Duale Ausbildung 2020 – wie sieht die Zukunft aus?

Wie können Jugendliche mit vielen Risikofaktoren in eine duale Ausbildung integriert werden?
Auszüge aus dem Beitrag von Elisabeth Hoffmann, Koordinatorin für Bildungs- , Familien- und Jugendpolitik, Hauptabteilung Politik und Beratung, Konrad-Adenauer-Stiftung, Sankt Augustin:
“ Insgesamt gibt es … eine erstaunlich hohe Zahl junger und jüngerer Menschen, von denen der größte Teil über nur eingeschränkte oder geringe Chancen der Teilhabe am ersten Ausbildungs- bzw. Arbeitsmarkt verfügt. …

Gleichzeitig berichten Betriebe (branchen- und regionalspezifisch) von zunehmenden Schwierigkeiten, ihre Ausbildungsstellen zu besetzen. …

Die Parallelität der hohen Anzahl von Menschen ohne Ausbildungsplatz und der Betriebe, die Auszubildende suchen, erklärt sich aus Sicht der Betriebe in erster Linie mit der mangelnden Eignung vieler Bewerber. …

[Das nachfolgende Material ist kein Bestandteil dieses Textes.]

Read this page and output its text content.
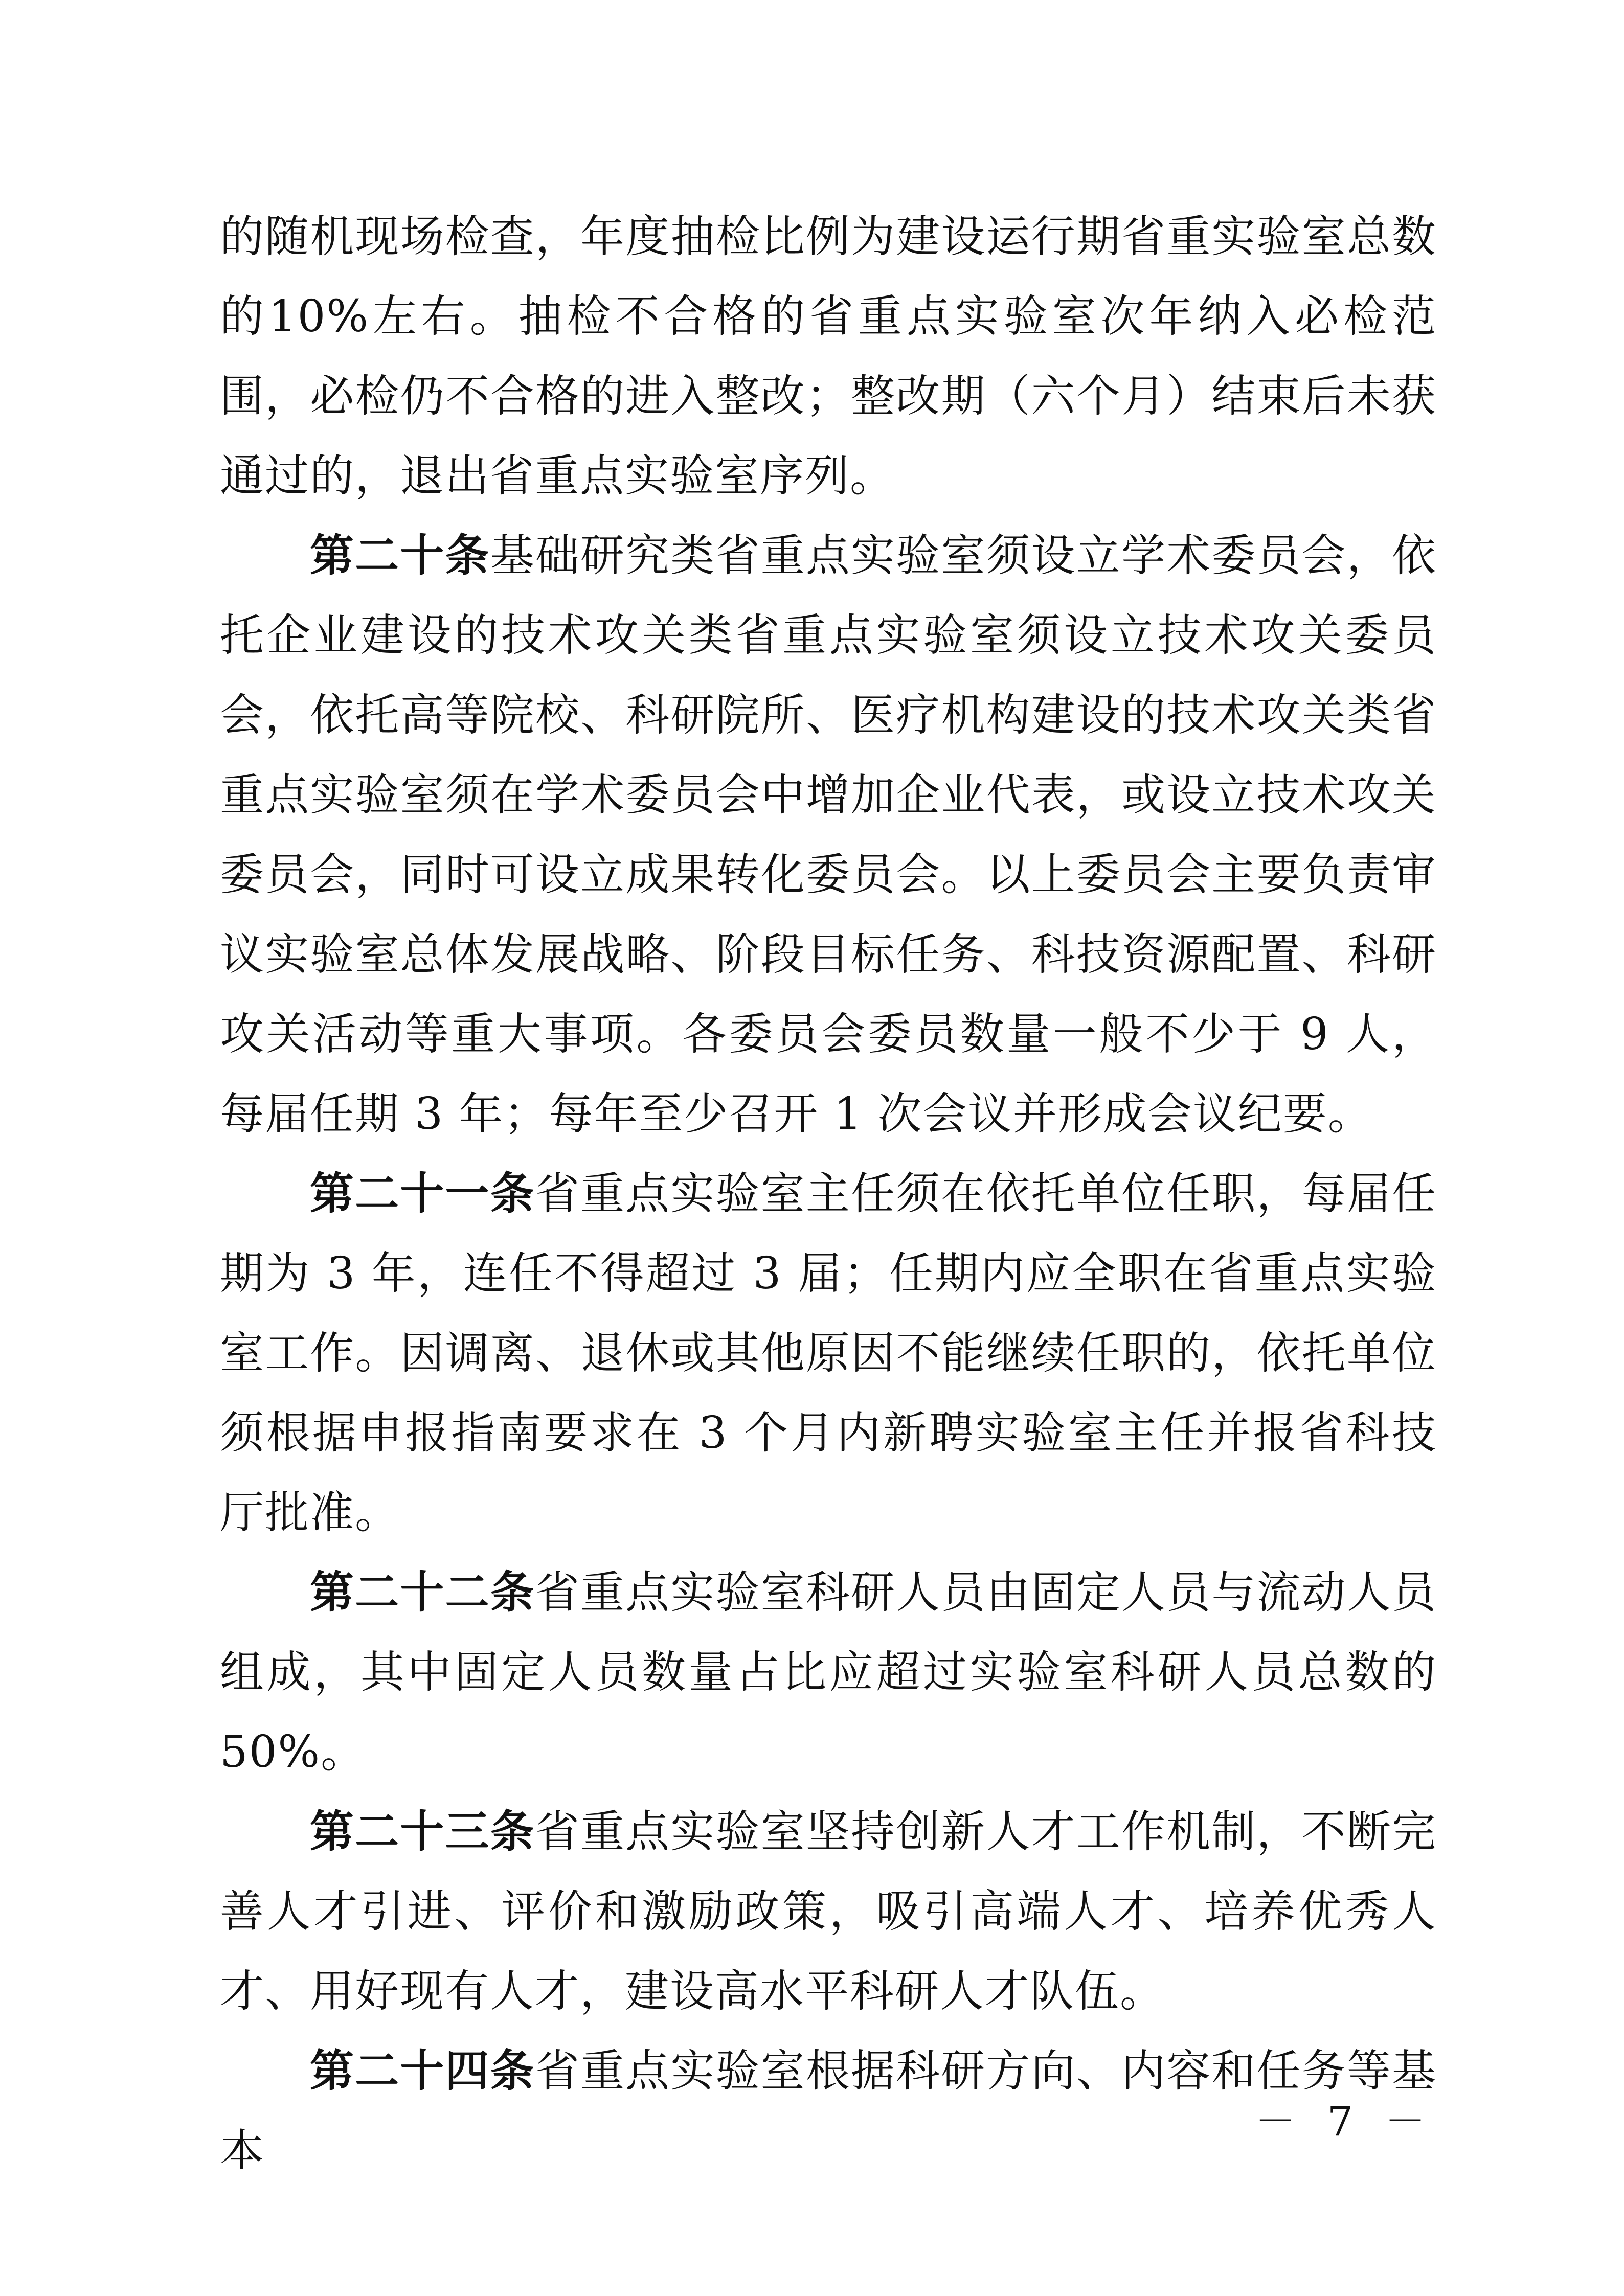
的随机现场检查，年度抽检比例为建设运行期省重实验室总数的10%左右。抽检不合格的省重点实验室次年纳入必检范围，必检仍不合格的进入整改；整改期（六个月）结束后未获通过的，退出省重点实验室序列。

第二十条基础研究类省重点实验室须设立学术委员会，依托企业建设的技术攻关类省重点实验室须设立技术攻关委员会，依托高等院校、科研院所、医疗机构建设的技术攻关类省重点实验室须在学术委员会中增加企业代表，或设立技术攻关委员会，同时可设立成果转化委员会。以上委员会主要负责审议实验室总体发展战略、阶段目标任务、科技资源配置、科研攻关活动等重大事项。各委员会委员数量一般不少于 9 人，每届任期 3 年；每年至少召开 1 次会议并形成会议纪要。

第二十一条省重点实验室主任须在依托单位任职，每届任期为 3 年，连任不得超过 3 届；任期内应全职在省重点实验室工作。因调离、退休或其他原因不能继续任职的，依托单位须根据申报指南要求在 3 个月内新聘实验室主任并报省科技厅批准。

第二十二条省重点实验室科研人员由固定人员与流动人员组成，其中固定人员数量占比应超过实验室科研人员总数的 50%。

第二十三条省重点实验室坚持创新人才工作机制，不断完善人才引进、评价和激励政策，吸引高端人才、培养优秀人才、用好现有人才，建设高水平科研人才队伍。

第二十四条省重点实验室根据科研方向、内容和任务等基本

－ 7 －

Noch nie waren die Chancen für Jugendliche, die bisher keinen Zugang zu einer Ausbildung finden konnten, so gut, sich in die Normalität einer Ausbildung auf dem ersten Arbeitsmarkt zu integrieren. Unternehmen weiten ihre Angebote zur Unterstützung Leistungsschwächerer z. B. durch Nachhilfe (58 Prozent), Ausweitung von Praktikumsangeboten (18 Prozent) und dem Einsatz von Mentoren (13 Prozent) aus (s. ebd.). Sie reagieren damit auch auf die Praxiserfahrung, dass gerade bei Jugendlichen mit Schwächen im Bereich des kognitiven Lernens, die oft flankiert sind von Defiziten im Bereich persönlicher und sozialer Qualitäten, das Lernen in und durch Praxiserfahrung einen Entwicklungsschub bewirkt, der zum Ausbildungserfolg führt. Allerdings sehen Unternehmen Grenzen der eigenen Kompetenzen: Während sie sich in der Lage sehen, in Mathematik und Deutsch Defizite … „nachzubessern”, sehen sie in den aus ihrer Sicht kontinuierlich ansteigenden Defiziten im Bereich persönlicher und sozialer Kompetenzen (Disziplin, Leistungsbereitschaft, Belastbarkeit) das hauptsächliche Hemmnis für die Besetzung vakanter Ausbildungsplätze. …

Allerdings werden staatlicherseits bereits seit einigen Jahren Hilfen für Risiko-Jugendliche bereitgestellt, die auf die Integration in eine berufliche Ausbildung abzielen. … Diese…, so zeigt die Praxiserfahrung, sind jedoch in vielen Fällen nicht ausreichend. Für diese Jugendlichen existiert mit dem Konzept der Assistierten Ausbildung, das in Baden-Württemberg landesweit entwickelt und erprobt wurde, ein ausgereiftes Instrument, das auch über die Landesgrenzen hinaus eingesetzt werden kann. …

Assistierte Ausbildung „Baden-Württemberger Modell”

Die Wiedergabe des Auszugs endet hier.